There was a time when our docility would be laughed at. When cricketers assumed the role of the last torch-bearers of Gandhiism and swapped cheeks on being slapped. Ganguly was the first maverick to break free. And his team was the first to learn the art of refusing to accept such favours.

Not only the younger players like Harbhajan and Zaheer, even senior pros like Kumble got a sudden realisation of the presence of a dormant self-esteem in them. Then we cherished, now we cringe. Those were retaliation — tolerable because we had suffered for long, acceptable because we were pushed against the wall. Now, as we see Kohli, Sreesanth and ilk constantly spitting their ego around the field, we wish that change had never come.
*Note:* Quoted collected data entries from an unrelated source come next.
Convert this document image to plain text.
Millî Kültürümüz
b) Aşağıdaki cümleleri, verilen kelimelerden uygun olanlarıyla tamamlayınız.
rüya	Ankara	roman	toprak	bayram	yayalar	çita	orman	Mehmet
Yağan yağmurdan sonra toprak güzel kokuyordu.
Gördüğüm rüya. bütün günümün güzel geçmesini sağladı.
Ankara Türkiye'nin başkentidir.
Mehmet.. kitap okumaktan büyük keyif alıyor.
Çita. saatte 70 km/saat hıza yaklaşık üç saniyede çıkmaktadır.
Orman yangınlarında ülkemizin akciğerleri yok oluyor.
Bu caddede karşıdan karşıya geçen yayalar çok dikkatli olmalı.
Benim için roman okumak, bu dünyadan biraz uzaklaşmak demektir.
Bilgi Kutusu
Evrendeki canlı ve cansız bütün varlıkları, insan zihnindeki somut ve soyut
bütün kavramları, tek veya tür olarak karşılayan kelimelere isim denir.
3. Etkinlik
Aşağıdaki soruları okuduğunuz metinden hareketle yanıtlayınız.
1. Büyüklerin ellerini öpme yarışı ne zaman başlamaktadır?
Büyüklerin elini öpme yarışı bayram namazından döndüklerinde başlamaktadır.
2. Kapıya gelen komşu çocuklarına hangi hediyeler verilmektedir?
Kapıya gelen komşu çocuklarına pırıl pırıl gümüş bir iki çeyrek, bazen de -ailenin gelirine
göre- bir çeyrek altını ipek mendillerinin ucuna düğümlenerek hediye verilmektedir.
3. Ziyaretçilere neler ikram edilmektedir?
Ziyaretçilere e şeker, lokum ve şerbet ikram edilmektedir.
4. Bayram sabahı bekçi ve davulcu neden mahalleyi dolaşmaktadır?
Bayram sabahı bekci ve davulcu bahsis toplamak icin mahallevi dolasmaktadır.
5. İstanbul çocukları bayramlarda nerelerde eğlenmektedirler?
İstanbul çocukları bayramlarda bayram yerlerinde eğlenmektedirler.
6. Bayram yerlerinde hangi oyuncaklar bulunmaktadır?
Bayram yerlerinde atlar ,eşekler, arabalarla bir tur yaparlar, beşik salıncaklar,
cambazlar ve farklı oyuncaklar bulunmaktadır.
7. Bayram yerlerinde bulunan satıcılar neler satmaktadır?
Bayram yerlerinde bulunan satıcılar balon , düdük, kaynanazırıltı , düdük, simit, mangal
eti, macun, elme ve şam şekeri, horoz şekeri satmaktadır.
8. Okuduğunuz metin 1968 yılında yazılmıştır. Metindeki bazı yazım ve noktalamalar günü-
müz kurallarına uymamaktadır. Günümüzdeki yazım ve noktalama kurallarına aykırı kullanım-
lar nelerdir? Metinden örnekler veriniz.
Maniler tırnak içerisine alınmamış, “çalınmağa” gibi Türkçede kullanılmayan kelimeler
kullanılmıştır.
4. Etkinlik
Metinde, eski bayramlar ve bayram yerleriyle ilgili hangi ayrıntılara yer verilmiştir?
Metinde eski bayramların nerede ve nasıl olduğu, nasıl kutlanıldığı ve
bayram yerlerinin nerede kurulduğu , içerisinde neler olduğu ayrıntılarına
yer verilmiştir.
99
Australians staggered around the cricketing world. Mocked and sledged every nation alike. Yet if not justification for their misbehavior, they did earn the right to stare straight and walk with chests inflated by the chest of victories which they carried. Our only claim at arrogance was our ideated utopia where we were the winners because we were inevitable at home, but only at home.

BCCI and Autocracy

The richest body in world cricket has played with the game with a gusto that will shame the deadliest of parasites. The body which was seen by as some as heroic — as avenger of all the persistent oppression of the Asian sub-continent by the Western world — soon started eating its own nation.

After commoditising cricket with the Indian Premier League, BCCI has gone ahead with its scrupulous activities which involve money laundering and clash-of-interests in important positions of the board’s hierarchy.

As BCCI kept rising, it also freed the Indian players from fear of rules and laws which governed the game. I would not lie. The feeling of supremacy did give a sinister pleasure. But to prevent the game from decay, it is time we start walking toward democracy.